Sometimes I get a random thought on a Saturday and send an email so I don’t forget. I have people on my team who view that as a “drop everything, cancel the wedding, pull the car over” level emergency. The issue is they ALL do this to themselves. They put work email on their phones, they have notifications enabled. Nobody asked them to do this, nobody asked them to read email all weekend. Even if I tell them “please ignore all weekend email”, it’s like they physically cannot do it. It’s almost an addiction.
Often others don't behave in the same way we would or even the way we would expect. My suggestion is in the spirit of trying to offer a little help to your fellow teammates with a few extra clicks, in what seems like a very low effort compromise.
I suppose it depends on your team dynamics, size, structure, etc. I work with a small, tight knit team and if I already knew someone was going to act a little neurotic with regards to a low priority weekend email, I would do the extra few clicks to make their life slightly better. In a large corporate setting maybe I would be less sympathetic, who knows.

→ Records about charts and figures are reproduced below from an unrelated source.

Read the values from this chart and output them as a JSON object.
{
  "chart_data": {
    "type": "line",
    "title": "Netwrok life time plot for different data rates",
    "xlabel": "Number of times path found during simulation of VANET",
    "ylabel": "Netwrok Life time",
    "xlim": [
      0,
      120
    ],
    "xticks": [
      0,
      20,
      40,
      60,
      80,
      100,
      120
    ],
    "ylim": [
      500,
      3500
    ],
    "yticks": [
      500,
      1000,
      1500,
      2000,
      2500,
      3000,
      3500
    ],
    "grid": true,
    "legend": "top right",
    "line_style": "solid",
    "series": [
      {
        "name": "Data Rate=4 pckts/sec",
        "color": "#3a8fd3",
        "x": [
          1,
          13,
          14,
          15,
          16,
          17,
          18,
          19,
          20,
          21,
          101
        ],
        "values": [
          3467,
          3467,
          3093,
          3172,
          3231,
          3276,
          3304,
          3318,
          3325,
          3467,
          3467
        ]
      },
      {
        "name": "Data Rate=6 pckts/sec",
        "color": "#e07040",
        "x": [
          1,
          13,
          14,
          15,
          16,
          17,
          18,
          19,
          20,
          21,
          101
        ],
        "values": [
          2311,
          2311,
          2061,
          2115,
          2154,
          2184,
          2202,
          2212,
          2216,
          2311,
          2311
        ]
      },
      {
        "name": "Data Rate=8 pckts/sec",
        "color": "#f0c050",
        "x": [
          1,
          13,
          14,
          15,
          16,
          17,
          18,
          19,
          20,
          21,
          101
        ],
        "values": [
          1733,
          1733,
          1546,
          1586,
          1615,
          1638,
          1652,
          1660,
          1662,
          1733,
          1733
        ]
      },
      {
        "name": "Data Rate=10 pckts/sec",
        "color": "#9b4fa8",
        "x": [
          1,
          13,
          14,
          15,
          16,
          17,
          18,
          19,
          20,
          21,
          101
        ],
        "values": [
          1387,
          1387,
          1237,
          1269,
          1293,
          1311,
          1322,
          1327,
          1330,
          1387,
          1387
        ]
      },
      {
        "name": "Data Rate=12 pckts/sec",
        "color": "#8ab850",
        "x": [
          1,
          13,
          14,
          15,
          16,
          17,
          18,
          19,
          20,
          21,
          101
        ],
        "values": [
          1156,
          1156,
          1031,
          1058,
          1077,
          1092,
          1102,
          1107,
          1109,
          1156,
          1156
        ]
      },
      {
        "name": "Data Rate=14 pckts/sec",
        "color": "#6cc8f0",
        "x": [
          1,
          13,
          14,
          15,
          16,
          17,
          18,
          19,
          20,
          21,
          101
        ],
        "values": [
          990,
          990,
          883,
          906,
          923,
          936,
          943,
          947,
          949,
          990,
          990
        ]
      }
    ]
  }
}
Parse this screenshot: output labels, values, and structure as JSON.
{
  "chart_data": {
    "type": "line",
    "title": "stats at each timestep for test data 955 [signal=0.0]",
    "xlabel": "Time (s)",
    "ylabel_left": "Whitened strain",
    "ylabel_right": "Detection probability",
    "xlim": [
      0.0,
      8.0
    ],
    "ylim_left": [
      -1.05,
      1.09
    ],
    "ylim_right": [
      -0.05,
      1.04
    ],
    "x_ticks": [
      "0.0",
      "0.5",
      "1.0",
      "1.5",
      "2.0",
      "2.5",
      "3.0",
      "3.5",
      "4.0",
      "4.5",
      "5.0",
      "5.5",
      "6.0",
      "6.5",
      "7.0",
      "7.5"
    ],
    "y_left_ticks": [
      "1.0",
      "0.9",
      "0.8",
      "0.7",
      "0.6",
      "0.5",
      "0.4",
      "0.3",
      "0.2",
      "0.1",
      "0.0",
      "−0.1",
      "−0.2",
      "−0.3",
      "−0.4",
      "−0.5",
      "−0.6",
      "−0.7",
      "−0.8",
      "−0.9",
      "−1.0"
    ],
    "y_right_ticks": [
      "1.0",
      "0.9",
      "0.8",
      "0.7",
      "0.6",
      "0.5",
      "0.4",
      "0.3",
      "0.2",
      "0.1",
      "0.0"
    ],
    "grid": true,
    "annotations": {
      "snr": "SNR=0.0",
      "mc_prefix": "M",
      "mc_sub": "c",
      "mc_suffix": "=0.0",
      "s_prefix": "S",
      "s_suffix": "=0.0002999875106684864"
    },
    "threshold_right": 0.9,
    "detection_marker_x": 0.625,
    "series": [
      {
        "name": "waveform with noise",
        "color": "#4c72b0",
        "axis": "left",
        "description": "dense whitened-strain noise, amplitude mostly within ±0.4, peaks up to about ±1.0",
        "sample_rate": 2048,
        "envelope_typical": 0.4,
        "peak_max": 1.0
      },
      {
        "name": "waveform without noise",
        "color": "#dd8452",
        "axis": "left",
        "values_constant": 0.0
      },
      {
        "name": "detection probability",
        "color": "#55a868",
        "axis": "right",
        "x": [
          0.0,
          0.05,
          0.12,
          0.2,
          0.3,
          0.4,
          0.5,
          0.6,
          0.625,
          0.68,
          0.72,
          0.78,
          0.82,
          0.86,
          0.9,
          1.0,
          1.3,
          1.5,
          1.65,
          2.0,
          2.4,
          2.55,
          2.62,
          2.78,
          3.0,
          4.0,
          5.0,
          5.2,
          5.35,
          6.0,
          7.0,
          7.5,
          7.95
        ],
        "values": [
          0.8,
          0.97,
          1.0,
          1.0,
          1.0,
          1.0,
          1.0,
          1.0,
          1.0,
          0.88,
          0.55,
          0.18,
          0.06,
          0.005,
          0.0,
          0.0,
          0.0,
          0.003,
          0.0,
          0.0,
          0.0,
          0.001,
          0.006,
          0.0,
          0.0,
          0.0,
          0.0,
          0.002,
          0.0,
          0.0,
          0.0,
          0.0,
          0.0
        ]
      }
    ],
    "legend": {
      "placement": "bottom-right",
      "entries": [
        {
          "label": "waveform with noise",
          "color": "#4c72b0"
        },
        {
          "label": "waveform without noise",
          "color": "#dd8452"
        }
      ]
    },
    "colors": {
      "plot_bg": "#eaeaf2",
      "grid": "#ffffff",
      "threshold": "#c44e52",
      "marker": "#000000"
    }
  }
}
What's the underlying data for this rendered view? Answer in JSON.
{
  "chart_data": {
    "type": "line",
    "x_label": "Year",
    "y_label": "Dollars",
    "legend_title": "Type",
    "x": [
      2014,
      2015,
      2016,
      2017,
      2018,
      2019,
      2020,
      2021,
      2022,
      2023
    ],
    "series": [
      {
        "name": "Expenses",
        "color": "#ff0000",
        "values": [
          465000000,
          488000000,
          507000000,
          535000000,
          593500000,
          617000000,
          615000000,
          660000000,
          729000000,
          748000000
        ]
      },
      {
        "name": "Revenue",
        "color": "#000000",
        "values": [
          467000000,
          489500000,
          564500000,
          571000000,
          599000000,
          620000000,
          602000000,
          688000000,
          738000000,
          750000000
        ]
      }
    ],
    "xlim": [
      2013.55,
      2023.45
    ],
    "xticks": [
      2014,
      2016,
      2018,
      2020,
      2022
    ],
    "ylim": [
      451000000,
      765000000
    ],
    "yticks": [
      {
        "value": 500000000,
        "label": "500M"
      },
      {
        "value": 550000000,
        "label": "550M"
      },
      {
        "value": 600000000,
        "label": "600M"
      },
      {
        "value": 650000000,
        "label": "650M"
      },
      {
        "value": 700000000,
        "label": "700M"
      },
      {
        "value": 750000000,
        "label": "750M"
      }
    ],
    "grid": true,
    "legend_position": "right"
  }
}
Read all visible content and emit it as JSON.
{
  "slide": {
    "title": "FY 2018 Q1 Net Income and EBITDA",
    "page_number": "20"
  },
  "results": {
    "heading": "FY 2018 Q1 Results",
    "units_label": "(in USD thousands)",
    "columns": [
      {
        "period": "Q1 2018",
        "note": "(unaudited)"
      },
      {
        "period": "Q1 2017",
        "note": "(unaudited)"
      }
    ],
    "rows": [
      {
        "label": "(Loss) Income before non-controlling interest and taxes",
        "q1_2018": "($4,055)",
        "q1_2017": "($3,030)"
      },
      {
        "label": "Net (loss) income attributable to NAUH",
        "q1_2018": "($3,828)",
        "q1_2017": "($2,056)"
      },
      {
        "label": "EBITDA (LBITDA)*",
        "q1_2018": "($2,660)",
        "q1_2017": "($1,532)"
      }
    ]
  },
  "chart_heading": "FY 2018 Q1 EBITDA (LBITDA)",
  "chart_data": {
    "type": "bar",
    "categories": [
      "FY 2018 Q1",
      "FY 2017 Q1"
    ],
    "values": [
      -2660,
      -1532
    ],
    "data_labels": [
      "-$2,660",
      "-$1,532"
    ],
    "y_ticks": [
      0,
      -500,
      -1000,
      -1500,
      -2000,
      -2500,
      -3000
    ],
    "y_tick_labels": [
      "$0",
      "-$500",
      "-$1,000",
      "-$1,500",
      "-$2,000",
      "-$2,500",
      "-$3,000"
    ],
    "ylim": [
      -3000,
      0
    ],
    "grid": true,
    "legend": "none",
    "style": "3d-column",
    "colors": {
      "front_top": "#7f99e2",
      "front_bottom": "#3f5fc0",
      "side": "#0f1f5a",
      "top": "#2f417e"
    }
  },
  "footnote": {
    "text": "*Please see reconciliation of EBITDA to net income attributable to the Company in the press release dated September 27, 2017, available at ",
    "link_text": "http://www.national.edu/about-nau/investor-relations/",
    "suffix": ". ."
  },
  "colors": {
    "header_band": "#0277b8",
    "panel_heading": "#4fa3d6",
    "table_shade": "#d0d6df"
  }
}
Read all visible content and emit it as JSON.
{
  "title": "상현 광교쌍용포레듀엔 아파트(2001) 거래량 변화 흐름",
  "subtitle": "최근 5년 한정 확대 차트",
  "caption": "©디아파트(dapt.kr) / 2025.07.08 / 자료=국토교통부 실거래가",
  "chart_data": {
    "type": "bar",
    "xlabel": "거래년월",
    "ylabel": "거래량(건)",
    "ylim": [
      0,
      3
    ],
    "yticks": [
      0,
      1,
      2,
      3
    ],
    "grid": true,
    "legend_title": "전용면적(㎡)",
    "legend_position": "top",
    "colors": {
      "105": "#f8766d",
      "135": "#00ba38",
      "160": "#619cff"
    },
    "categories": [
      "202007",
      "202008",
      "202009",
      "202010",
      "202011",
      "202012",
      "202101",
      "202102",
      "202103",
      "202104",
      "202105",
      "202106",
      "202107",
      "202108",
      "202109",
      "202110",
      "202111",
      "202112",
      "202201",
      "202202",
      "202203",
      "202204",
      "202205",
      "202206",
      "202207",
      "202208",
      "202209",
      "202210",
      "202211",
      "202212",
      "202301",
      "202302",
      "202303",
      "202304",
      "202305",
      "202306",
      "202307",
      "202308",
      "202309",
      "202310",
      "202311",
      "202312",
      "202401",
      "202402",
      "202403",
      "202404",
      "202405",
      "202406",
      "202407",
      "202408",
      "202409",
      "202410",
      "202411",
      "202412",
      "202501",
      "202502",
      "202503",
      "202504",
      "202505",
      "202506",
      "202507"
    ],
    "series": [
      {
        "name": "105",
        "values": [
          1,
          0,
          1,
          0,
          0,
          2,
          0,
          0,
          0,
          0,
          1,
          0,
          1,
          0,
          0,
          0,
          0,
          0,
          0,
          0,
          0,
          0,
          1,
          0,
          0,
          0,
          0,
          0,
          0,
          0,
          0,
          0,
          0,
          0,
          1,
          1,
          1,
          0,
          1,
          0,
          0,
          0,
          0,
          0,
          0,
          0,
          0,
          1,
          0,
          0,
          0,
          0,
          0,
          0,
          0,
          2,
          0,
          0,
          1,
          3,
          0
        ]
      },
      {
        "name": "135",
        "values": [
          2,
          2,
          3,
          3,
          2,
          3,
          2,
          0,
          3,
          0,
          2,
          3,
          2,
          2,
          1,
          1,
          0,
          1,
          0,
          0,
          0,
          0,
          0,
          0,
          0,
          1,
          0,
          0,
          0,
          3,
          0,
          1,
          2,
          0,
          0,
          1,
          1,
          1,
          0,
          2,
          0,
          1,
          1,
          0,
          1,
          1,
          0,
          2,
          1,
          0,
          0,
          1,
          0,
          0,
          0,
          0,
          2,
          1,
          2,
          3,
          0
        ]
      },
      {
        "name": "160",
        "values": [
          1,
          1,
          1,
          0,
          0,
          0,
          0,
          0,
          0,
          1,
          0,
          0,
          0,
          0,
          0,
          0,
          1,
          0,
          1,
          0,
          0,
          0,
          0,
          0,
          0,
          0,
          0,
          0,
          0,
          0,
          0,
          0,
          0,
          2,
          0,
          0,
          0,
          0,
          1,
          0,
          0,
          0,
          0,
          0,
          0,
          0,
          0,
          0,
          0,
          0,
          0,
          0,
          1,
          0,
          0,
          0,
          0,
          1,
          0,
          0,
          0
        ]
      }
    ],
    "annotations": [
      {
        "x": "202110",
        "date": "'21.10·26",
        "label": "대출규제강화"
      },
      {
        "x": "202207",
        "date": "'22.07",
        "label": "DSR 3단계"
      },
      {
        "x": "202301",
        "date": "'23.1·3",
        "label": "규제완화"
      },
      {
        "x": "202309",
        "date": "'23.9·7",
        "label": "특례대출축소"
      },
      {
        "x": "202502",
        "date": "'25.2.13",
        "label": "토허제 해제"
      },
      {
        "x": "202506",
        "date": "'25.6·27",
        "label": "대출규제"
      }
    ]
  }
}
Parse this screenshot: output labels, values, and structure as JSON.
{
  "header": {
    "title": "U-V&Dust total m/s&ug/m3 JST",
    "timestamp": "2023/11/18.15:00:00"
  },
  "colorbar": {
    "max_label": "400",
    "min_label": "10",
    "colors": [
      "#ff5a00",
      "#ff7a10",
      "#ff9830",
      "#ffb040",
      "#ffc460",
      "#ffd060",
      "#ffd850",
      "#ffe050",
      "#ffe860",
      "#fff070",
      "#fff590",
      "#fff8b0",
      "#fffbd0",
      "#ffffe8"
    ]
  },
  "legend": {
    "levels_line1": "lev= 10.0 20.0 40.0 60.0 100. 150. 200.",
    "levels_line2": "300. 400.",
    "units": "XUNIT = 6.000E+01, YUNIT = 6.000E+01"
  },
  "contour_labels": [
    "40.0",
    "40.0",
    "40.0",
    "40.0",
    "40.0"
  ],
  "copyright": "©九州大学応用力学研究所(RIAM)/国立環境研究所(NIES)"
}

Large corporate setting for sure and yes I ended up doing scheduled emails specifically for this person. But im not sure the original cause of why they couldn’t stop checking. I couldn’t control everyone’s emails in the whole group either.
In Australia the email thing being discussed is largely a sideshow to the law that was recently passed.
The behaviour of concern relates to the kind of bosses | managers that make a point of contacting employees out of hours and pressuring them to attend the office | answer questions at length, etc.
It's the direct phone calls and obsessive DM's @ 2 minute intervals that being targetted - most people handle auto generated work related emails well enough, they learn to disable notifications and have muscle memory for "Dismiss".
I'm suggesting when you have that random thought, you write it the fuck down -- even if you have to add a reminder to call or email someone at an appropriate time. I'm kind of shocked that this is some new development to people.
Yes, there is a need to be condescending. Outsourcing your personal notepad by emailing people off-hours is silly, rude, and abusive. That kind of behavior warrants direct confrontation and aggressive ridicule.